One Groveller listened at the door behind the counter, then very carefully turned a key from the cooper’s belt in its lock and opened it. The cooper was bound and gagged, and left in the care of the increasingly perplexed and disdainful ex-soldier. Two of the Grovellers slipped through the door and on to the stairway beyond, Mosca and the third Groveller just a few paces behind. The man in front of Mosca took the greatest care to step along the edges of the stairs so they did not creak, and Mosca copied him.

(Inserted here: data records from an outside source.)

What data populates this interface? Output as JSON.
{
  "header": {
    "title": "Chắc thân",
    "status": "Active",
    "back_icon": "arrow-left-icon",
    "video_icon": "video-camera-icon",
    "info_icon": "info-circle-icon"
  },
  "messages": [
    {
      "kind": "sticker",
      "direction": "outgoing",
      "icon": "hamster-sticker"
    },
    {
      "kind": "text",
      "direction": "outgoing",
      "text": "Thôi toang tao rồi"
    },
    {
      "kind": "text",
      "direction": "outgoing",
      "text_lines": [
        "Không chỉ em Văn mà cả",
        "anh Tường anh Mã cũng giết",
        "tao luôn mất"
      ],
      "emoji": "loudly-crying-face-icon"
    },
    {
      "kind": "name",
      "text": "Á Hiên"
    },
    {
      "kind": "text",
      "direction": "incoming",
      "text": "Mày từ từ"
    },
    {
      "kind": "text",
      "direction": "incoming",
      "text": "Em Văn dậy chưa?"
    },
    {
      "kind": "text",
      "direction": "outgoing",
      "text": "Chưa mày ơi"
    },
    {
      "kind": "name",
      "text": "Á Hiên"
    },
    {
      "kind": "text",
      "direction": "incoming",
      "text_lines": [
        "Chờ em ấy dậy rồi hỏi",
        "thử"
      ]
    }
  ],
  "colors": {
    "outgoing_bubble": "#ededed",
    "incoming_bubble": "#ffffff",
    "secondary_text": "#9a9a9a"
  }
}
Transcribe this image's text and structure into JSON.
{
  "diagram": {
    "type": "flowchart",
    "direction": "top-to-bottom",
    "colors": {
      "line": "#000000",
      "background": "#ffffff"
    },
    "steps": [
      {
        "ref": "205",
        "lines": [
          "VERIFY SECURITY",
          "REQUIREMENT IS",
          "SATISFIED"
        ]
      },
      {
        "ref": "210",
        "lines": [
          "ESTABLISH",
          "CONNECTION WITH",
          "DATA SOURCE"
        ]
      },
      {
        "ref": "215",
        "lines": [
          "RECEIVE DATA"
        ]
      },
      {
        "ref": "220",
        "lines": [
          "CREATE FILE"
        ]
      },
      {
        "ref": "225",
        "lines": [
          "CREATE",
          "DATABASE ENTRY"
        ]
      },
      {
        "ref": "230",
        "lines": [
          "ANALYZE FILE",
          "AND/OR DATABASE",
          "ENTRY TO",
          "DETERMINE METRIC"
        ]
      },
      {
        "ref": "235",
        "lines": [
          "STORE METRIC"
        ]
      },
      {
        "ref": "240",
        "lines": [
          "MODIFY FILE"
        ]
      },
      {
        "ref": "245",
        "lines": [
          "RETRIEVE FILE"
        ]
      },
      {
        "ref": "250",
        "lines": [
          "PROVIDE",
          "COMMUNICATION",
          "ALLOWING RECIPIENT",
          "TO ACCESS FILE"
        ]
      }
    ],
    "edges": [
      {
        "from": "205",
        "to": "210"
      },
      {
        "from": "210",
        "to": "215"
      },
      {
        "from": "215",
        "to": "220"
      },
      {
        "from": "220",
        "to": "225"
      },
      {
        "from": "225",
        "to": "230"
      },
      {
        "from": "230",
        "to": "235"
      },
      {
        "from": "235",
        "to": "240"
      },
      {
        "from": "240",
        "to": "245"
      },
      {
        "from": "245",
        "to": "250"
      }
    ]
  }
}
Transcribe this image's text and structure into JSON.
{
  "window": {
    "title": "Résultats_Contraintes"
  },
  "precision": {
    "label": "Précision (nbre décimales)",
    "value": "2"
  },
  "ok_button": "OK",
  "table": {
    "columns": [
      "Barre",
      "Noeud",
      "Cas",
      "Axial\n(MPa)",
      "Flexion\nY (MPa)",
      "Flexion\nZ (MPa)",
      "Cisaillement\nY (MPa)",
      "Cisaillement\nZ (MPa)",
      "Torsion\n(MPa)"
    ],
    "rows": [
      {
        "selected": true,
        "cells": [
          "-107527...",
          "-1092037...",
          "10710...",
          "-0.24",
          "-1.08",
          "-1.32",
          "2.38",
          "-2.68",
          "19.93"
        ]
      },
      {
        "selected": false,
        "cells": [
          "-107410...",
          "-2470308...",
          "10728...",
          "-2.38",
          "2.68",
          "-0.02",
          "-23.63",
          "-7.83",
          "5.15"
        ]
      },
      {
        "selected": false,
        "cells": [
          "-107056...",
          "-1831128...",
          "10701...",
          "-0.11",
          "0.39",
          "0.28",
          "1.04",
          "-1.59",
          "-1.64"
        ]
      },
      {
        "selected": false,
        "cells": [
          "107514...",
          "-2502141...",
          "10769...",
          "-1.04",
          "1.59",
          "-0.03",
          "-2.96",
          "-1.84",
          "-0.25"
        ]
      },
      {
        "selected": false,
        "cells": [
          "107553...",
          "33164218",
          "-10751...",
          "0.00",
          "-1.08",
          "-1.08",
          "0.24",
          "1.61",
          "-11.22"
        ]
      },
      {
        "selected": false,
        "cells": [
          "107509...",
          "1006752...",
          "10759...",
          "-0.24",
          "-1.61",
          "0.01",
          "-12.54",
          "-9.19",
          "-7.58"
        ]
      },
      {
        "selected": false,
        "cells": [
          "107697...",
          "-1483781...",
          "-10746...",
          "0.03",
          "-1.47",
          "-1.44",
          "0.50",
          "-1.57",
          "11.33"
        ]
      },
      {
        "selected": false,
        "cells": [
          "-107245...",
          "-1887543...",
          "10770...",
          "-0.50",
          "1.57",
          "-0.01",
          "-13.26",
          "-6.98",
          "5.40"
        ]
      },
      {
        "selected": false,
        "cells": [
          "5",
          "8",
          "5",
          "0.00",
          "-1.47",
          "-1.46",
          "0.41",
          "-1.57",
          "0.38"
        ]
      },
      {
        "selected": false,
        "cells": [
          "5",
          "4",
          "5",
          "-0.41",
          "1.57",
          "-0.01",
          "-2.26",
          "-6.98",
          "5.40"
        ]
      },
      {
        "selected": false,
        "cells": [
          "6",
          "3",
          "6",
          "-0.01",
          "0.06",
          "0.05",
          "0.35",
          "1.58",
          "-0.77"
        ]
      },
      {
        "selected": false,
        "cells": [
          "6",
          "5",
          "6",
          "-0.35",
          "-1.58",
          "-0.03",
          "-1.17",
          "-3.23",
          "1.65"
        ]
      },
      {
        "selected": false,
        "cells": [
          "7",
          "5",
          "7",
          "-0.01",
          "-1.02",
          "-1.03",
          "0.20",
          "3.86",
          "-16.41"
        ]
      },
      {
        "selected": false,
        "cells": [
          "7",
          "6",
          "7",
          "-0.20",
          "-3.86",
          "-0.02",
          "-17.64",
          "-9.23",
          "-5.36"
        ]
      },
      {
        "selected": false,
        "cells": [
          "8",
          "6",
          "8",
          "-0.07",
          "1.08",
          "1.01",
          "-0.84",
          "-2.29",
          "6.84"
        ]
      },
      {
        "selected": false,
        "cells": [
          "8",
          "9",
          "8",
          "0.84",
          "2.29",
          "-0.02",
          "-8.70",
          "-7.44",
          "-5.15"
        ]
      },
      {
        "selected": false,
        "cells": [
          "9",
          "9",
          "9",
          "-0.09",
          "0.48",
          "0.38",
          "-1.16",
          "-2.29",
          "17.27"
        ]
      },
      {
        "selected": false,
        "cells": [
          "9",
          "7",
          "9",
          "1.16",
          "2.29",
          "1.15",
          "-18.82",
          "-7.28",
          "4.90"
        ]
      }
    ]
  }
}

They had just reached the door at the top of the stairs when there was a crash from the shop below, and a hoarse cry. Instantly the door before them was flung open and two men hurled themselves out of it. To judge by their expressions, they only realized mid-hurl that they were flying past four flabbergasted strangers who had just flattened themselves against the wall to let them pass. With remarkable presence of mind, Whetstone-face stuck out a leg to hook the ankle of the foremost, and the pair went tumbling down the stairs, using their bellies and faces as toboggans.

Still pressed back against the wall, Mosca saw the Grovellers bound through the door into the open room. She wondered whether she was supposed to be holding the fallen men prisoner with her little pistol. But she could not bring herself to point the pistol at them, for in her mind’s eye she could so easily imagine hiccuping with fear and sending a little bead of death through somebody’s forehead. In any case, they did not seem ready to get up yet.